1. Immerse yourself in the Chinese language.
Yes, it’s possible to learn Chinese back in the West but only in China will you get daily practice in Mandarin and really hone your skills. Everywhere you go, there’ll be spoken and written Chinese because so few people know much English. Initially, this is pretty daunting but it’s amazing how quickly you pick up survival language when your school provides free Chinese classes and you’re working day-to-day with bi-lingual Chinese teaching assistants. Within days, you’ll know your “ni hao’s” from your “mei you’s” and within weeks, you’ll be chatting with cab drivers (a great source of language practice).
2. Stand on your rooftop and enjoy Chinese New Year fireworks.
The Chinese New Year here is a big deal. Every New Year’s Eve, families get together and enjoy a meal together before setting off fireworks at midnight. Sitting on the roof of your building, watching thousands of fireworks go off around you is pretty special.
3. Take a high speed train and meet some fascinating people.
China loves its trains. Almost every major city in China has a high speed line to somewhere else and it’s simply the easiest, cheapest and best way to get around. It seems like every week, a new train line opens from Fuzhou to neighbouring provinces or other major cities (in the last few months, a new train line opened that reduced the train journey from Fuzhou to Beijing by around 10 hours!). It’s so much better than flying as you’re exactly where you need to be when you arrive at your destination. Even if you take the non-high speed trains you still have a great experience. There’s nothing like sharing a sleeper compartment with a Chinese family on a 16+ hour train journey, playing cards, chatting and sharing noodles!
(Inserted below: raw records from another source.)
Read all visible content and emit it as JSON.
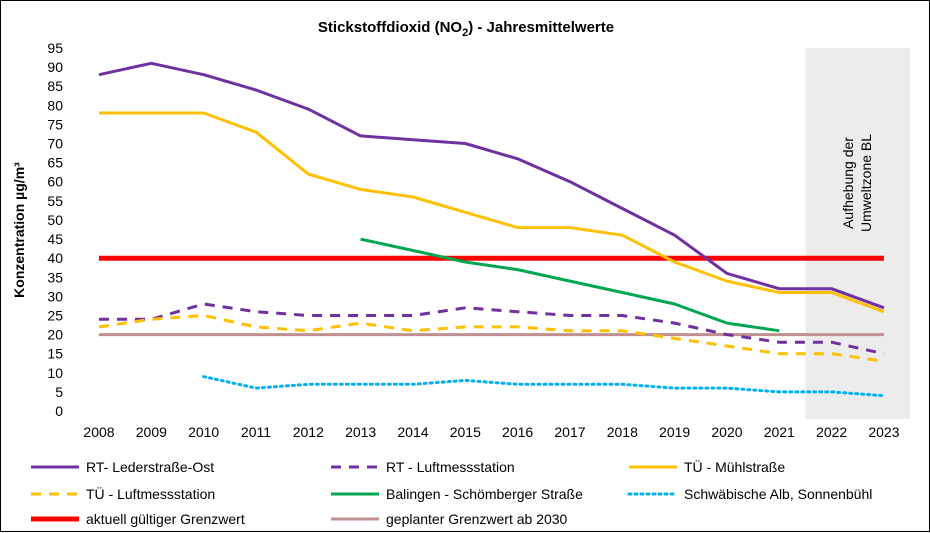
{
  "chart_data": {
    "type": "line",
    "title": "Stickstoffdioxid (NO",
    "title_sub": "2",
    "title_tail": ") - Jahresmittelwerte",
    "ylabel": "Konzentration µg/m³",
    "xlabel": "",
    "ylim": [
      0,
      95
    ],
    "ytick_step": 5,
    "categories": [
      "2008",
      "2009",
      "2010",
      "2011",
      "2012",
      "2013",
      "2014",
      "2015",
      "2016",
      "2017",
      "2018",
      "2019",
      "2020",
      "2021",
      "2022",
      "2023"
    ],
    "shaded_region": {
      "from": "2022",
      "to": "2023",
      "color": "#ececec"
    },
    "annotation": {
      "line1": "Aufhebung  der",
      "line2": "Umweltzone BL"
    },
    "series": [
      {
        "name": "RT- Lederstraße-Ost",
        "color": "#7030a0",
        "dash": "solid",
        "width": 3,
        "values": [
          88,
          91,
          88,
          84,
          79,
          72,
          71,
          70,
          66,
          60,
          53,
          46,
          36,
          32,
          32,
          27
        ]
      },
      {
        "name": "RT - Luftmessstation",
        "color": "#7030a0",
        "dash": "dashed",
        "width": 3,
        "values": [
          24,
          24,
          28,
          26,
          25,
          25,
          25,
          27,
          26,
          25,
          25,
          23,
          20,
          18,
          18,
          15
        ]
      },
      {
        "name": "TÜ - Mühlstraße",
        "color": "#ffc000",
        "dash": "solid",
        "width": 3,
        "values": [
          78,
          78,
          78,
          73,
          62,
          58,
          56,
          52,
          48,
          48,
          46,
          39,
          34,
          31,
          31,
          26
        ]
      },
      {
        "name": "TÜ - Luftmessstation",
        "color": "#ffc000",
        "dash": "dashed",
        "width": 3,
        "values": [
          22,
          24,
          25,
          22,
          21,
          23,
          21,
          22,
          22,
          21,
          21,
          19,
          17,
          15,
          15,
          13
        ]
      },
      {
        "name": "Balingen - Schömberger Straße",
        "color": "#00a651",
        "dash": "solid",
        "width": 3,
        "values": [
          null,
          null,
          null,
          null,
          null,
          45,
          42,
          39,
          37,
          34,
          31,
          28,
          23,
          21,
          null,
          null
        ]
      },
      {
        "name": "Schwäbische Alb, Sonnenbühl",
        "color": "#00b0f0",
        "dash": "dotted",
        "width": 3,
        "values": [
          null,
          null,
          9,
          6,
          7,
          7,
          7,
          8,
          7,
          7,
          7,
          6,
          6,
          5,
          5,
          4
        ]
      },
      {
        "name": "aktuell gültiger Grenzwert",
        "color": "#ff0000",
        "dash": "solid",
        "width": 5,
        "values": [
          40,
          40,
          40,
          40,
          40,
          40,
          40,
          40,
          40,
          40,
          40,
          40,
          40,
          40,
          40,
          40
        ]
      },
      {
        "name": "geplanter Grenzwert ab 2030",
        "color": "#c09090",
        "dash": "solid",
        "width": 3,
        "values": [
          20,
          20,
          20,
          20,
          20,
          20,
          20,
          20,
          20,
          20,
          20,
          20,
          20,
          20,
          20,
          20
        ]
      }
    ]
  }
}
4. Use Taobao to buy anything you want. Seriously.
Taobao / Tmall is sort of like Amazon and Ebay rolled into one. Individual shops have their own store page which sell all the usual items: clothing, equipment, books etc. and also some more unusual items… including exotic sports cars, anti-flame armoured suits, and pets. Yes, you can actually buy live animals on the internet. And no, I don’t know how they are delivered…
5. Teach the most amazing, inquisitive children.
If you come to China to teach English, you’ll be overwhelmed at how great the kids are. They love having a foreign teacher and are hugely curious about you and your home country. Any opportunity they get, they will be asking you about your family, food or your experiences at school in the West. The kids I teach at York are the loveliest, friendliest and most hilarious group of students I could imagine. It makes teaching them the most rewarding feeling in the world.
This one’s obvious but worth mentioning – exotic locations are right on your doorstep here. I can head to my nearest airport and later that day, be on a beach in the Philippines without spending a fortune on flights. Alternatively, if you want something closer to home, you can take a bus a couple of hours out of the city and be in the most stunning scenery, surrounded by forest and waterfalls. When you’re living in China, all of these destinations that seemed so far away are suddenly right on your doorstep.
Did I also mention how many opportunities you get to travel? At York, we get around 10 days off for Spring Festival, 10 days in August and a week off for National Day in October. In addition to that, we get a handful of other holidays throughout the year and 10 days of your own holiday to take whenever. How many jobs allow you to do that?
7. Stay in a karaoke bar until the early hours and then arrive home to pre-ordered McDonald’s.
Sometimes you know where a night’s heading. You know it’s going to be a good one. You also know that come 4am, you’re going to be desperate for a Big Mac. Well let me introduce you to the joys of ordering McDonald’s online, in English, and being able to specify when it gets delivered. It’ll change your life.